There are, however, some important questions arising from it. One such question is this: Are we happy to have alleged harassers tried by social media? Is a body of online opinion equal to a body of evidence submitted in a court of law? 
 
We may feel that by talking about alleged cases of harassment or abuse in social media, we are adding our voice in some general way to the condemnation of bad practices. More often, however, these "general" discussions become personalised very quickly. 
 
Sadly, once we personalise the discussion of harassment, referring in social media to specific alleged abusers, we often do little more than engage in herding behaviour, we join a mob. 
 
The fear of being the subject of viral social media campaigns leads to knee-jerk pseudo-apologies.
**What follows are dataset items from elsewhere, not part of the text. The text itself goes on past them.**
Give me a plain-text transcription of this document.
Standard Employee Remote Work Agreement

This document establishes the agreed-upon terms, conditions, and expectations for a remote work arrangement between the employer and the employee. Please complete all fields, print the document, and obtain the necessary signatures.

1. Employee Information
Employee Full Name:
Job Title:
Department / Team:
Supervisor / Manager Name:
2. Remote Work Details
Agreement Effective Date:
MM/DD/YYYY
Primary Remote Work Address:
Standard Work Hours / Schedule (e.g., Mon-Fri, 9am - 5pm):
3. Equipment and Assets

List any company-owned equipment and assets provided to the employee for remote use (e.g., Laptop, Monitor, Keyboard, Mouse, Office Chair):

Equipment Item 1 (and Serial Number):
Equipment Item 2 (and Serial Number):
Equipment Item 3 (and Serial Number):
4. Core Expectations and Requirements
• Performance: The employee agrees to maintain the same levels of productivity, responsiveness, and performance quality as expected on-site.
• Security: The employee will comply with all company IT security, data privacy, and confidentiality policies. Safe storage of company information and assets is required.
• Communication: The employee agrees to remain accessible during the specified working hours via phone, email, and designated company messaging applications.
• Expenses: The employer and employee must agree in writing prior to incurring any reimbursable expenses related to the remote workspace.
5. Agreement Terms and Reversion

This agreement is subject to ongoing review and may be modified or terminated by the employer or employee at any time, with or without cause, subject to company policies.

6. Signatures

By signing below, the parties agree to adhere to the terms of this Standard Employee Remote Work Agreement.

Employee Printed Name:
An accused party (most often a man) might say: “I don’t remember the incident, but I’m sorry if my behaviour caused any offence.” 
 
This is not a real apology. It is too conditional and too vague. It is more often an attempt to dampen down the passion of the baying lynch party, whose fingers are poised to punch out vitriolic responses on social media. 
 
Accusations must be made through proper channels. They must then be investigated and adjudged through the legal system, not via Facebook or Twitter.

That is the only way in which justice can be served, with at least some form of closure and perhaps restitution for victims and, for the perpetrator, some form of potential treatment delivered.